One of the more frustrating things about baseball lately is the fact that a few players in the league seem bizarrely dedicated to enforcing an unwritten “code” of baseball behavior that neither increases the competitiveness nor the enjoyment of the sport. For example, remember Brian McCann last season standing in front of home plate blocking Jose Fernandez after he celebrated “a little too much” after hitting a home run against the Braves? Forget about the fact that Fernandez is the one of the most exciting players of his generation, and his home run was a genuinely exciting moment. In spite of that, Gosh Darnit, baseball players don’t celebrate home runs, and Brian McCann is here is enforce that. (Of the many contradictions in baseball’s unwritten code, pitchers routinely celebrate after getting a big strikeout—think Jose Valverde on Opening Day).
I was wrong about Matt Williams. He didn’t want Harper to hustle; he wanted Harper to “run through the base.” He didn’t care if Harper sprinted; baseball players rarely sprint their hardest on comebackers to the pitcher. Williams wanted Harper to jog the full 90 feet, because Gosh Darnit, those are the Unwritten Rules of Baseball, and it’s just what baseball players do.
Ignore the fact Bryce Harper was out by 45 feet and there was no logical reason for him to run all the way to first base. Williams expected him to do it anyway, not because it would help the team win, but because Matt Williams thinks that’s the way baseball is “supposed” to be played. Please also forget about the fact that Bryce Harper is the type of player who—if there was even a .001% chance of him being safe—would have torn every muscle in legs sprinting to first base.
On Sunday morning, I was watching a replay of the Nationals’ Friday night win against the Cardinals. At some point in the game–I believe the 6th inning—Ian Desmond hit into a double play with Adam LaRoche on first base. I couldn’t help but notice that LaRoche–who was out by a good 30 feet–never fully ran to second base. Instead, he smartly got out of the way of the throw from the shortstop to the first baseman, like runners usually do in that situation.
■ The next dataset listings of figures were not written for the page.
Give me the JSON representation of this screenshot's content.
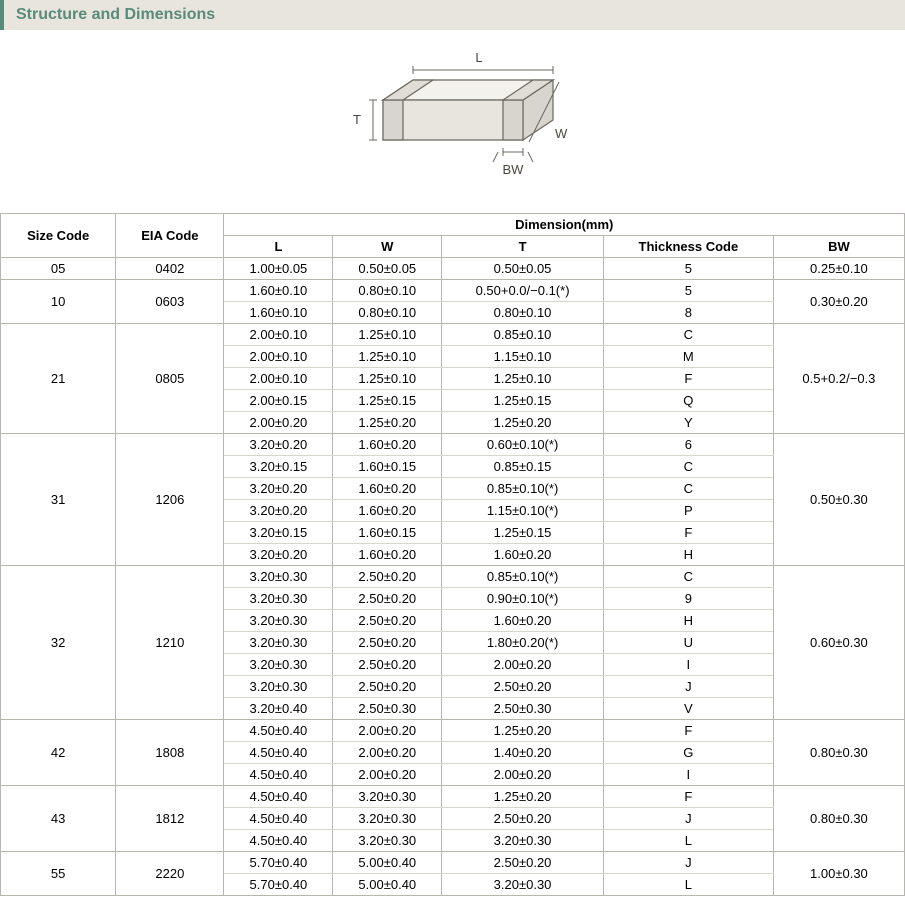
{
  "section_title": "Structure and Dimensions",
  "diagram": {
    "labels": {
      "L": "L",
      "W": "W",
      "T": "T",
      "BW": "BW"
    },
    "stroke": "#6a675f",
    "fill_light": "#f4f2ed",
    "fill_dark": "#d8d5ce",
    "fill_front": "#e8e5df"
  },
  "table": {
    "header_group": "Dimension(mm)",
    "columns": {
      "size_code": "Size Code",
      "eia_code": "EIA Code",
      "L": "L",
      "W": "W",
      "T": "T",
      "thickness_code": "Thickness  Code",
      "BW": "BW"
    },
    "groups": [
      {
        "size_code": "05",
        "eia_code": "0402",
        "bw": "0.25±0.10",
        "rows": [
          {
            "L": "1.00±0.05",
            "W": "0.50±0.05",
            "T": "0.50±0.05",
            "tc": "5"
          }
        ]
      },
      {
        "size_code": "10",
        "eia_code": "0603",
        "bw": "0.30±0.20",
        "rows": [
          {
            "L": "1.60±0.10",
            "W": "0.80±0.10",
            "T": "0.50+0.0/−0.1(*)",
            "tc": "5"
          },
          {
            "L": "1.60±0.10",
            "W": "0.80±0.10",
            "T": "0.80±0.10",
            "tc": "8"
          }
        ]
      },
      {
        "size_code": "21",
        "eia_code": "0805",
        "bw": "0.5+0.2/−0.3",
        "rows": [
          {
            "L": "2.00±0.10",
            "W": "1.25±0.10",
            "T": "0.85±0.10",
            "tc": "C"
          },
          {
            "L": "2.00±0.10",
            "W": "1.25±0.10",
            "T": "1.15±0.10",
            "tc": "M"
          },
          {
            "L": "2.00±0.10",
            "W": "1.25±0.10",
            "T": "1.25±0.10",
            "tc": "F"
          },
          {
            "L": "2.00±0.15",
            "W": "1.25±0.15",
            "T": "1.25±0.15",
            "tc": "Q"
          },
          {
            "L": "2.00±0.20",
            "W": "1.25±0.20",
            "T": "1.25±0.20",
            "tc": "Y"
          }
        ]
      },
      {
        "size_code": "31",
        "eia_code": "1206",
        "bw": "0.50±0.30",
        "rows": [
          {
            "L": "3.20±0.20",
            "W": "1.60±0.20",
            "T": "0.60±0.10(*)",
            "tc": "6"
          },
          {
            "L": "3.20±0.15",
            "W": "1.60±0.15",
            "T": "0.85±0.15",
            "tc": "C"
          },
          {
            "L": "3.20±0.20",
            "W": "1.60±0.20",
            "T": "0.85±0.10(*)",
            "tc": "C"
          },
          {
            "L": "3.20±0.20",
            "W": "1.60±0.20",
            "T": "1.15±0.10(*)",
            "tc": "P"
          },
          {
            "L": "3.20±0.15",
            "W": "1.60±0.15",
            "T": "1.25±0.15",
            "tc": "F"
          },
          {
            "L": "3.20±0.20",
            "W": "1.60±0.20",
            "T": "1.60±0.20",
            "tc": "H"
          }
        ]
      },
      {
        "size_code": "32",
        "eia_code": "1210",
        "bw": "0.60±0.30",
        "rows": [
          {
            "L": "3.20±0.30",
            "W": "2.50±0.20",
            "T": "0.85±0.10(*)",
            "tc": "C"
          },
          {
            "L": "3.20±0.30",
            "W": "2.50±0.20",
            "T": "0.90±0.10(*)",
            "tc": "9"
          },
          {
            "L": "3.20±0.30",
            "W": "2.50±0.20",
            "T": "1.60±0.20",
            "tc": "H"
          },
          {
            "L": "3.20±0.30",
            "W": "2.50±0.20",
            "T": "1.80±0.20(*)",
            "tc": "U"
          },
          {
            "L": "3.20±0.30",
            "W": "2.50±0.20",
            "T": "2.00±0.20",
            "tc": "I"
          },
          {
            "L": "3.20±0.30",
            "W": "2.50±0.20",
            "T": "2.50±0.20",
            "tc": "J"
          },
          {
            "L": "3.20±0.40",
            "W": "2.50±0.30",
            "T": "2.50±0.30",
            "tc": "V"
          }
        ]
      },
      {
        "size_code": "42",
        "eia_code": "1808",
        "bw": "0.80±0.30",
        "rows": [
          {
            "L": "4.50±0.40",
            "W": "2.00±0.20",
            "T": "1.25±0.20",
            "tc": "F"
          },
          {
            "L": "4.50±0.40",
            "W": "2.00±0.20",
            "T": "1.40±0.20",
            "tc": "G"
          },
          {
            "L": "4.50±0.40",
            "W": "2.00±0.20",
            "T": "2.00±0.20",
            "tc": "I"
          }
        ]
      },
      {
        "size_code": "43",
        "eia_code": "1812",
        "bw": "0.80±0.30",
        "rows": [
          {
            "L": "4.50±0.40",
            "W": "3.20±0.30",
            "T": "1.25±0.20",
            "tc": "F"
          },
          {
            "L": "4.50±0.40",
            "W": "3.20±0.30",
            "T": "2.50±0.20",
            "tc": "J"
          },
          {
            "L": "4.50±0.40",
            "W": "3.20±0.30",
            "T": "3.20±0.30",
            "tc": "L"
          }
        ]
      },
      {
        "size_code": "55",
        "eia_code": "2220",
        "bw": "1.00±0.30",
        "rows": [
          {
            "L": "5.70±0.40",
            "W": "5.00±0.40",
            "T": "2.50±0.20",
            "tc": "J"
          },
          {
            "L": "5.70±0.40",
            "W": "5.00±0.40",
            "T": "3.20±0.30",
            "tc": "L"
          }
        ]
      }
    ]
  },
  "style": {
    "border_color": "#b8b5ae",
    "thin_border_color": "#d8d5ce",
    "header_bg": "#e8e5df",
    "accent": "#5a8a7a",
    "font_size_table": 13,
    "font_size_header": 16
  }
}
Yet LaRoche wasn’t benched. Williams didn’t call him out in the press conference and media members didn’t write sanctimonious hot takes about LaRoche’s “lack of hustle.” Any conceivable argument for Harper running through first base, you can make for LaRoche running through second—preserving the ability to win on replay, showing “hustle”, etc. Yet LaRoche isn’t expected to run the “full 90 feet” between first and second like he’s expected to run between home and first. In both the cases of LaRoche on Friday and Harper on Saturday, it was illogical to “finish” the play after the runner is clearly out. But the Unwritten Rules of Baseball aren’t about logic. Matt Williams doesn’t care if they’re logical. He only cares that you follow them, or you get benched, especially if you’re the youngest player on the team.
As I’ve previously written, a manager’s job to maximize his team’s chance of scoring runs and winning baseball games. At the moment, however, it appears Matt Williams’ priorities are elsewhere—enforcing an unwritten baseball code that in no way helps the Nationals score runs and secure wins.
You can approve of Matt Williams’ decision this weekend, but be aware it won’t help this team win any baseball games this season, and future decisions of a similar nature may actually accomplish the complete opposite.